Генри же, наоборот, отдавал то, что, строго говоря, ему не принадлежало, — то, чем он владел только как хранитель. От него акт даяния не требовал такого порыва щедрости, как в случае с Лианой. Имеющимися у него силами он распоряжался не как собственник, а только как доверенное лицо. Конечно же, он обладал pleins pouvoirs[60]: природа, так сказать, избрала его своим личным представителем. То, что он делал для Лианы, не стоило ему ни труда, ни затрат — это было так же элементарно, как сотворить чудо. На то оно и чудо, чтобы его сотворение не предполагало никаких усилий, — то есть если ты кудесник, разумеется. Все, что Лиана сделала для Генри, она не сделала бы ни для кого другого. Генри же не сделал для Лианы ничего такого, чего не сделал бы для любого другого, будь это даже случайный прохожий.

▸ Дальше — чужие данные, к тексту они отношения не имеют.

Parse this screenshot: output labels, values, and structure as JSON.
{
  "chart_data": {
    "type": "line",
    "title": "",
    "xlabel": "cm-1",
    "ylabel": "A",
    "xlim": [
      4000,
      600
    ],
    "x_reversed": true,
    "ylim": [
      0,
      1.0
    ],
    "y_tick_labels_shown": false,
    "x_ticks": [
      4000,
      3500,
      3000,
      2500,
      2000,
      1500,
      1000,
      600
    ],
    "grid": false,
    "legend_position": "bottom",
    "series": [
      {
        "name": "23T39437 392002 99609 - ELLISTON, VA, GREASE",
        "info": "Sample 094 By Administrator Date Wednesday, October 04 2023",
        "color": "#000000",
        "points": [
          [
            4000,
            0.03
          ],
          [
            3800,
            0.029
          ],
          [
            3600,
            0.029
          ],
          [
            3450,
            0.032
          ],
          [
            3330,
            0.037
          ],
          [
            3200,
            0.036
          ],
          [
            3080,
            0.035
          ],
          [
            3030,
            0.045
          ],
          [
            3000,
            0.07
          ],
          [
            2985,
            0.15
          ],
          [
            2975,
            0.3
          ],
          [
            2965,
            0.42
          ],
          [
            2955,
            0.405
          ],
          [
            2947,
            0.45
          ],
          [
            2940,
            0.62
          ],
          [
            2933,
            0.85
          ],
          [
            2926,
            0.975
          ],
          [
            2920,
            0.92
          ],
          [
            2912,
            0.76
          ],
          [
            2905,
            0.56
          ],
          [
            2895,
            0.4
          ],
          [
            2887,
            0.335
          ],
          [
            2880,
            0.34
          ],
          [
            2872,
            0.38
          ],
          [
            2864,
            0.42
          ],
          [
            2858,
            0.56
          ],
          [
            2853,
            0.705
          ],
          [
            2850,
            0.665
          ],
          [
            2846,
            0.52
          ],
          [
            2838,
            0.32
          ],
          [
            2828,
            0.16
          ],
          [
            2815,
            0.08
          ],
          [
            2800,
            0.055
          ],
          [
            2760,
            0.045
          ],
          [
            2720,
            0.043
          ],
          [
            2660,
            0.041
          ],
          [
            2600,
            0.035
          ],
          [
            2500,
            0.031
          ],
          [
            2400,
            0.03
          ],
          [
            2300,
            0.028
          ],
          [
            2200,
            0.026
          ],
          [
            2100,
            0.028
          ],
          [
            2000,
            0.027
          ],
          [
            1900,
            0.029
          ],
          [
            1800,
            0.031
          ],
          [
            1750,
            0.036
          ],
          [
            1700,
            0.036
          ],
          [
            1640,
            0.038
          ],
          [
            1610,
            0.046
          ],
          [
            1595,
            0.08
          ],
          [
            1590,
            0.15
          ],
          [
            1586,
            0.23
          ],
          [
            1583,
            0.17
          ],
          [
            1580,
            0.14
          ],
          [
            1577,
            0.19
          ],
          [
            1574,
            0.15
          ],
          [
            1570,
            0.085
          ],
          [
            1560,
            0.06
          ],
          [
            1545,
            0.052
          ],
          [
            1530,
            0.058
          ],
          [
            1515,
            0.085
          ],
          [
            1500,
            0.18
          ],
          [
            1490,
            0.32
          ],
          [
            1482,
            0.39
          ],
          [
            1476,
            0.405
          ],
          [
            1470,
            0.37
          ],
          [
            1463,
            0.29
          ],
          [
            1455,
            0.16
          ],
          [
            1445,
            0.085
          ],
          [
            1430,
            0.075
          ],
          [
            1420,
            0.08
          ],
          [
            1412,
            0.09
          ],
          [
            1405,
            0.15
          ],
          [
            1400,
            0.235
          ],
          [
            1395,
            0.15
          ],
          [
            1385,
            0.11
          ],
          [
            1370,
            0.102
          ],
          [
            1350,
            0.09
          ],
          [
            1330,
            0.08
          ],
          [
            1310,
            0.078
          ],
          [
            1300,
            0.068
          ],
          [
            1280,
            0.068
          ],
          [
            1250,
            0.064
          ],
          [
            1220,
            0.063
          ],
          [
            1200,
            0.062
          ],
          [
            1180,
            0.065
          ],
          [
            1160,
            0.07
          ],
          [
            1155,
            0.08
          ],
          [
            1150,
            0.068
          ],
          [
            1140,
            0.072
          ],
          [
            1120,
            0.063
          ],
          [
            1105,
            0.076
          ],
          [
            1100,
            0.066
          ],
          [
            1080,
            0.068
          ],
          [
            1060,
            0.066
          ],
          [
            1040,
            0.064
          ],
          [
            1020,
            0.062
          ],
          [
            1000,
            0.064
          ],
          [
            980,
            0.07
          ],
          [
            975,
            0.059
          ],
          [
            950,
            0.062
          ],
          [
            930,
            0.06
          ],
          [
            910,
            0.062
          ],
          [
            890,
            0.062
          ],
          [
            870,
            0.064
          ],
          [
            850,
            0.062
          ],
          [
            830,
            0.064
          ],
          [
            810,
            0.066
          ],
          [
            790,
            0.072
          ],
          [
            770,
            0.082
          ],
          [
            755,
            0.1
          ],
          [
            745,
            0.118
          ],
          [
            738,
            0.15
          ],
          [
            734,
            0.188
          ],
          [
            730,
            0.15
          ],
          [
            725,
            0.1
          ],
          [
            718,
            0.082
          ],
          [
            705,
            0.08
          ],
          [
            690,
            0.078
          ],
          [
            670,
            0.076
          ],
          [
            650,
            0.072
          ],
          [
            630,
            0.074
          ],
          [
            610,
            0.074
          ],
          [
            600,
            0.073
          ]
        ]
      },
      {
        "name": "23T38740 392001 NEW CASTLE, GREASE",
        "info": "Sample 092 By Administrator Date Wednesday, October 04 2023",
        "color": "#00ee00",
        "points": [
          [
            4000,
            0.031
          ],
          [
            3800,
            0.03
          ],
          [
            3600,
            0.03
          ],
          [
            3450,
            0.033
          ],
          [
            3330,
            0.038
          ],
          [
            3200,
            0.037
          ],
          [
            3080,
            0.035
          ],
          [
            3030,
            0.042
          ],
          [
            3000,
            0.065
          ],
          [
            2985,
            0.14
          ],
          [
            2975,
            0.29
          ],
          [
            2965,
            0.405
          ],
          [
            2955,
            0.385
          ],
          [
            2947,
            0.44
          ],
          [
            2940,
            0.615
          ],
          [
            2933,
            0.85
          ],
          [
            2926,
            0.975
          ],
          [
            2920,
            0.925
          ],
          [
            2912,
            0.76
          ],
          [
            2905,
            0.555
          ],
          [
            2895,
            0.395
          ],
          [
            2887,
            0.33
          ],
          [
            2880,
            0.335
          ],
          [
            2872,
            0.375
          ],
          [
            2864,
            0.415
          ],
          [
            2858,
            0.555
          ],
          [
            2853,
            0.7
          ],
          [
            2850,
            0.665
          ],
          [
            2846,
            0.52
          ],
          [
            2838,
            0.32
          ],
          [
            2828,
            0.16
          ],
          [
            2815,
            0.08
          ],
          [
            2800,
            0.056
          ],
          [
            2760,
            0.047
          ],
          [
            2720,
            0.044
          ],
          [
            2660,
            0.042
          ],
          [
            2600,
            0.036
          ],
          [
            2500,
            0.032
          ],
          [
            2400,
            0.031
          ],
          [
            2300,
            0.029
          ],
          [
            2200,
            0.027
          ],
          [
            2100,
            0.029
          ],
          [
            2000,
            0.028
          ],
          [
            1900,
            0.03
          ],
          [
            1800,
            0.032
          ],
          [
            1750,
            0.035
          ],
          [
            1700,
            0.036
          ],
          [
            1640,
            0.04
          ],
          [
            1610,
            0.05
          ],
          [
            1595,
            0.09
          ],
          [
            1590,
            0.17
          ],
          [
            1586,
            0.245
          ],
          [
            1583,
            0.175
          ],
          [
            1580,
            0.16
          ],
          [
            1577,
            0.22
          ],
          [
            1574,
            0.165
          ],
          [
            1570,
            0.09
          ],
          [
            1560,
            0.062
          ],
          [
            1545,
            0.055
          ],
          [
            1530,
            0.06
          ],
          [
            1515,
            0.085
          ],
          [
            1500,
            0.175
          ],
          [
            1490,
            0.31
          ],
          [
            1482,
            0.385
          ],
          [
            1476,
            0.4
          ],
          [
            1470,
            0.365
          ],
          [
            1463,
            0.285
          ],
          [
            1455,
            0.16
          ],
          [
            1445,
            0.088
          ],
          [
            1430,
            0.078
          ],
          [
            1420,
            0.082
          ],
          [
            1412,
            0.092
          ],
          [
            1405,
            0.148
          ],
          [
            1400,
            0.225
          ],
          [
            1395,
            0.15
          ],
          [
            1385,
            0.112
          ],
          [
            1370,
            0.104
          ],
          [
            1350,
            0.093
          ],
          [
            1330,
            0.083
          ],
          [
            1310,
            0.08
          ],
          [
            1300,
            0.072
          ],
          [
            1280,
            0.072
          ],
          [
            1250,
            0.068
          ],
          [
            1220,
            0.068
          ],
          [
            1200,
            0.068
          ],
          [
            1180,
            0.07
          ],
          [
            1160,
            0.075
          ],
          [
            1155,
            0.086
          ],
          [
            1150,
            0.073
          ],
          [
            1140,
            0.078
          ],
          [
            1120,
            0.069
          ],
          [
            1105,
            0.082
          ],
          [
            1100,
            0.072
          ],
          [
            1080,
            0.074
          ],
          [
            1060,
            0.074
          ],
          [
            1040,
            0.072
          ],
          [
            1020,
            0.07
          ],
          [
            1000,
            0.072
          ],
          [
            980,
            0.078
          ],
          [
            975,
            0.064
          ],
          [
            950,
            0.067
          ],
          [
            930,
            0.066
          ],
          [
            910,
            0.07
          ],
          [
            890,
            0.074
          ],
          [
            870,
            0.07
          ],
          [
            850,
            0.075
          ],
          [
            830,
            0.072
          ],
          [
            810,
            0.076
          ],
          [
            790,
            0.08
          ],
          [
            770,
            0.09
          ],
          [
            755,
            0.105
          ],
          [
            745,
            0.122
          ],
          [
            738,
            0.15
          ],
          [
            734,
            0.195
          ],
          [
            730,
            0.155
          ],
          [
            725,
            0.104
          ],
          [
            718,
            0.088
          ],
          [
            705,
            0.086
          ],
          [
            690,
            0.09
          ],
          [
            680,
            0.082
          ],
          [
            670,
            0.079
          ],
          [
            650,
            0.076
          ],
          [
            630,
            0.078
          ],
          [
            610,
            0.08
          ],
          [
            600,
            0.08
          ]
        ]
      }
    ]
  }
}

Это различие было важным моментом их отношений, потому что оно несло в себе семена последующих страданий. Женщины, даже столь выдающиеся в своем совершенстве, как Лиана де Шампсор, — это лунные создания с ярко выраженным хватательным рефлексом. Генри же был существом солярным — сплошной свет и тепло. Его безразличие происходило из врожденной пресыщенности; ее любовь — из элементарного недоедания. Она нуждалась в нем больше, нежели он в ней. Расхождение имело место не только в ценности преподносимых даров, но и в силе эмоций, с которыми они принимались. Причем расхождение это гораздо острее проявлялось на низшем уровне сознания. В духовном плане Генри с Лианой могли общаться вполне на равных, но когда дело доходило до более приземленных чувств и непосредственного контакта, то тут совпадение их взаимных претензий сводилось к минимуму.
Грубо говоря, в Лиане ему не хватало сучизма. Она была слишком хороша для него и слишком безупречна в своем отношении к нему. Ни ее привлекательность, ни утонченность, ни безудержная страсть не могли заменить Генри тех особенных мук, которых он постоянно жаждал и которые были для него незаменимым ингредиентом счастливой любви. Лиана же, в силу своей природы, была в принципе не способна причинять страдания. Я не хочу сказать, что Генри был страдальцем в невротическом смысле, — отнюдь нет. По-моему, он вообще не страдал от своих страданий. Генри был счастливчик — прирожденный счастливчик, он сам постоянно об этом твердит. Однако ведь и впрямь надо родиться в рубашке, чтобы выжить после всего, через что он прошел. Страдание не идет во благо, если не уметь ему противостоять, но оно приносит неоценимую пользу, когда выходишь из него победителем. Генри это всегда удавалось. Он жил, чтобы ему было что рассказать. Продукт его жизнедеятельности — это, помимо всего прочего, повесть о юдоли человеческой.